Goals of the Experimentation

The first goal of the real experimentation is to check whether the good results obtained through simulation are also obtained with the real robot. Ideally this would be the case, so the only modifications needed would be to make the existing Navigation system use the real robot instead of a simulated one. However, moving from simulation to the real world is not that easy, as many problems arise when working with physical robots which were not present on the simulated world (unless the simulator used has very high realism). These problems are mainly related to the motion and vision systems of the real robot.

Regarding the motion system, we have to take into account that the robot needs some time in order to execute motion commands. On simulation, we could run the system as fast as we liked, since the commands were executed immediately, however, we cannot do so with the real robot. The frequency of sending these motion commands to the robot should be set according to the response time of the robot, so a command is only sent when the robot is really prepared to execute it.

Another problem of using a real robot is the vision system.

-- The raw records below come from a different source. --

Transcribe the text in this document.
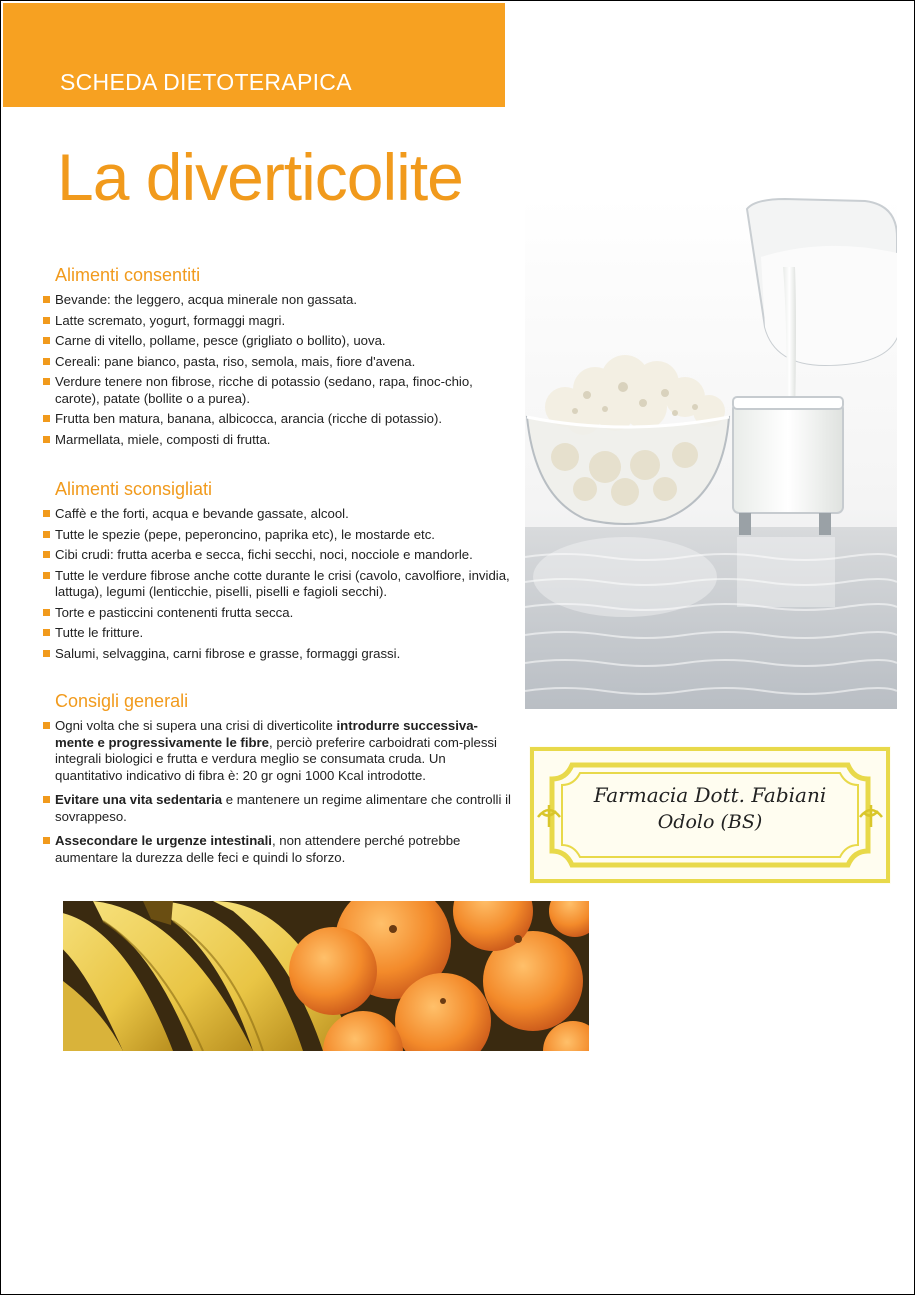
SCHEDA DIETOTERAPICA
La diverticolite
Alimenti consentiti
Bevande: the leggero, acqua minerale non gassata.
Latte scremato, yogurt, formaggi magri.
Carne di vitello, pollame, pesce (grigliato o bollito), uova.
Cereali: pane bianco, pasta, riso, semola, mais, fiore d'avena.
Verdure tenere non fibrose, ricche di potassio (sedano, rapa, finoc-chio, carote), patate (bollite o a purea).
Frutta ben matura, banana, albicocca, arancia (ricche di potassio).
Marmellata, miele, composti di frutta.
Alimenti sconsigliati
Caffè e the forti, acqua e bevande gassate, alcool.
Tutte le spezie (pepe, peperoncino, paprika etc), le mostarde etc.
Cibi crudi: frutta acerba e secca, fichi secchi, noci, nocciole e mandorle.
Tutte le verdure fibrose anche cotte durante le crisi (cavolo, cavolfiore, invidia, lattuga), legumi (lenticchie, piselli, piselli e fagioli secchi).
Torte e pasticcini contenenti frutta secca.
Tutte le fritture.
Salumi, selvaggina, carni fibrose e grasse, formaggi grassi.
Consigli generali
Ogni volta che si supera una crisi di diverticolite introdurre successiva-mente e progressivamente le fibre, perciò preferire carboidrati com-plessi integrali biologici e frutta e verdura meglio se consumata cruda. Un quantitativo indicativo di fibra è: 20 gr ogni 1000 Kcal introdotte.
Evitare una vita sedentaria e mantenere un regime alimentare che controlli il sovrappeso.
Assecondare le urgenze intestinali, non attendere perché potrebbe aumentare la durezza delle feci e quindi lo sforzo.
Farmacia Dott. Fabiani
Odolo (BS)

Although the vision system and the landmarks we have designed are very simple, the system is not able to identify the landmarks all the time, due to changes in illumination, interference on video transmission, blurring caused by motion of the camera, etc. Therefore, as already mentioned, the vision system needs to process some frames before it is able to inform about the detected landmarks. Thus, the actions for moving the camera and identifying landmarks must also be sent with the proper frequency so that the vision system has time to process enough frames.

To overcome these problems, we have tuned the agents so that the robot is able to execute all the commands generated by the system.

Through the real experiments we also check whether the Navigation system we have designed is able to perform well in different types of environments, and if the design of each individual agent is the most appropriate for obtaining good overall performance of the Navigation system. To check this, we have experimented with different scenarios, starting with simpler ones and increasing their complexity step by step. The two main variables that describe the complexity of a scenario are:

• Density of landmarks: the fewer landmarks in the scenario, the more risky it is, since the map contains very little information about the relative location of the target and other landmarks. On the other hand, if the density of landmarks is high, there will very probably be always some landmarks visible, and the Navigation system will be able to compute the location of the target from the visible landmarks.

• Density of obstacles: if the density of obstacles is low, the path from the starting point to the target may not be blocked, or only blocked by easily avoidable obstacles, so the robot may not need to compute diverting targets to reach the original one. Contrarily, in a scenario with many obstacles, the robot is forced to change direction very often, which may cause it to lose sight of the target, and therefore, to increase the imprecision about its location. Moreover, if the obstacles block the way to the target, the Navigation system may need to compute a diverting target to reach the original one.